This winter sucked. Between snow, ice, and rain, every Portlander I know seems beleaguered by the gloom. I know that this is what we PNW folks signed up for, but the clouds seemed much darker this time around. The world around us is in a terrible tailspin of flux at the moment, but often times I found myself ignoring the newspaper, only to make the literal environment around me seem less chaotic and melancholy.
After a few weeks of being sick and submitting to the weather, I finally got my butt in gear and resumed my Sage Running training plan. My legs came back to me much quicker than I expected. Whatever cold plagued me knocked me on my ass and I didn’t even think about running. I rarely opened Instagram or Strava to see what other runners were doing, mostly because I was bummed that the couch was my habitat, and getting up to make dry toast to settle my stomach was the only adventure I had. The fact I was able to pick up the training plan almost right where I left off made me grateful for whatever athletic base I had stashed away beneath the pity parties and Netflix binges of being sick.
But, what I realized is that the run itself is not that hard for me. Getting out of the car is the hardest part for me. The commute from the Stumptown roastery is about 15 minutes, usually with heavy traffic because everyone and their fucking mother moved to Portland this last year. It’s 15 minutes for me to either pump myself up or dwell on how much this run could potentially suck. When rain is blasting sideways against my windshield as I cross the Fremont Bridge, it’s usually the latter dwelling. I’m a wimp when it comes to the weather, despite the fact I have a perfectly fine running jacket and I’ve yet to hear of a runner die from a wet 90 minute run. As I make my way up Thurman Street, turning left to Aspen Avenue, excuses to not run bounce around my head like a goddamn pinball machine.
“You don’t have time, you should go home and write.”
“Training for a self-supported run is fucking stupid. Why are you wasting your time?”
“There’s things to do around the house, you selfish prick. Go home and do some housework you constantly put off.”
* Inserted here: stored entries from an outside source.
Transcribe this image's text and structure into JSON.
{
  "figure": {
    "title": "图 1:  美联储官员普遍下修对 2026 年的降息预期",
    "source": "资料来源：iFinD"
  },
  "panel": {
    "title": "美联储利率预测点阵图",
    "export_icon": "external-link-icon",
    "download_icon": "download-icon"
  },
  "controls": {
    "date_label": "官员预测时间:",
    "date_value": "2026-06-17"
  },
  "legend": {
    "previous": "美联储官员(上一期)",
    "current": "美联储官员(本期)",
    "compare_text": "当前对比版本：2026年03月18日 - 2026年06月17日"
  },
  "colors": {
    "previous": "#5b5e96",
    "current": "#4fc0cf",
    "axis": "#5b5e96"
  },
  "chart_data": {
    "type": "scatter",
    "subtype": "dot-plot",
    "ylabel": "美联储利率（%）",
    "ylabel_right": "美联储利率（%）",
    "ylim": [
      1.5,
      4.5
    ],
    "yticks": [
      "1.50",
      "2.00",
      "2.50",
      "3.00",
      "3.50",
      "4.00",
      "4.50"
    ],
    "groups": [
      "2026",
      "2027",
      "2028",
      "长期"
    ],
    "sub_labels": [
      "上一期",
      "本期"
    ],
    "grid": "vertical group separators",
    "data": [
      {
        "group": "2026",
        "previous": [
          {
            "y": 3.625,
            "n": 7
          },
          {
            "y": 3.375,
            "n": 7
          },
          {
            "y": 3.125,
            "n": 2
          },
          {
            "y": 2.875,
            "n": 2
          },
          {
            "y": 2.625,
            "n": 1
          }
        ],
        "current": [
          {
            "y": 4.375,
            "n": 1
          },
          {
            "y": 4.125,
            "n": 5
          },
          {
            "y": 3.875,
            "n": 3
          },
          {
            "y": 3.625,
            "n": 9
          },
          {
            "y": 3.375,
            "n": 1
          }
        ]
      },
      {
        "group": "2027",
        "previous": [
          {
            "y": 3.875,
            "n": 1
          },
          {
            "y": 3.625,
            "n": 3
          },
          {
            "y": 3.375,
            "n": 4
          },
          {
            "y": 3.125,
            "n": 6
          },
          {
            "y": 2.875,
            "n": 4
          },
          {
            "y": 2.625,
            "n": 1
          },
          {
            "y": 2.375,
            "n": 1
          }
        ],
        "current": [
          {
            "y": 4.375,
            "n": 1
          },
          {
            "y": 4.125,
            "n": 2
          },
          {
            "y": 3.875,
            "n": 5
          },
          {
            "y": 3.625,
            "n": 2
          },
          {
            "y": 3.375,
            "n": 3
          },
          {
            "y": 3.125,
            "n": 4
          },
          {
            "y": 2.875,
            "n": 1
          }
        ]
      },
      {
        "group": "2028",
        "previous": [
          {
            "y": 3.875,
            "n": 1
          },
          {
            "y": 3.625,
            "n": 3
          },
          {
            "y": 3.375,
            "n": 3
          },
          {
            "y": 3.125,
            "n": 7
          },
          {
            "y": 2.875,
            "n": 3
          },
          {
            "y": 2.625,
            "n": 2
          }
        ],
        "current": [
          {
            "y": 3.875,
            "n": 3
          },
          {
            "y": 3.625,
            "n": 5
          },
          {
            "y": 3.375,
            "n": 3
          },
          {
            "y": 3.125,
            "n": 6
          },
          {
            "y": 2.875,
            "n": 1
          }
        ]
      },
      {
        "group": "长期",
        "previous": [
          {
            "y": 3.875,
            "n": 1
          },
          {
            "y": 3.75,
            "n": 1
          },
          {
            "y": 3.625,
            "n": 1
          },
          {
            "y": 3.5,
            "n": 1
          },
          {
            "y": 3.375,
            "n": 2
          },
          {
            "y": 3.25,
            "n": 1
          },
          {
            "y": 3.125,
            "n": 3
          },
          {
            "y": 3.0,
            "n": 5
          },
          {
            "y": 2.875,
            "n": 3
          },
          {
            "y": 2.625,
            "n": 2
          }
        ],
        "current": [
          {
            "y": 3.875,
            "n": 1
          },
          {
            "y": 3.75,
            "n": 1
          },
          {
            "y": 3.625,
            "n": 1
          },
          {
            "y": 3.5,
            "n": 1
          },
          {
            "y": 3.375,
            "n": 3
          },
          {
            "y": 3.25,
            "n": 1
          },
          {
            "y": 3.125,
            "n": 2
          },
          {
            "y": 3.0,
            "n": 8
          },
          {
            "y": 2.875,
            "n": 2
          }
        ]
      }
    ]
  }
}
Those are just a few that come to mind.
I park my car and look down at my hydration pack, filled with water and a Ziplock bag to put my phone in. I cue up whichever running podcast I’m either starting or finish (it’s a mix of Ultra Runner Podcast, Ten Junk Miles, Trail Manners and Ginger Runner). I stuff my key fab in a shoulder pocket. Then I sit and breathe. I get nervous when I start to visualize the run. I know the difficult sections, and what if today is the day I collapse from the exhaustion of climbing a trail. These thoughts and fears are completely irrational, and I know it, but I still haven’t gotten out of the car. Rain drops splash hard across the roof of my car, I see the trees up the hill swaying back and forth in the wind, looking like ghosts.
I turn the handle and step out of the car. Ear buds in, Strava fired up, and every self-defeating thought pushed aside. I run toward the trail, knowing that my successes far outweigh my failures on the Wildwood Trail. There’s not a reason to think I won’t return to my car with a smile on my face, proud that I pushed through another day and another momentary dilemma of whether or not to open the car door.
Getting out of the car is the hardest part. Not getting speed work or hill repeats. Yes, training is hard work. Your body is pushed, the cold wind and rain smack your face, and each step in that first few miles feels like an eternity. Getting out of the car, accepting the challenge, and remembering to trust your strength is where I often fail. I feel like everyday I’m training myself to open that door and get out of the car.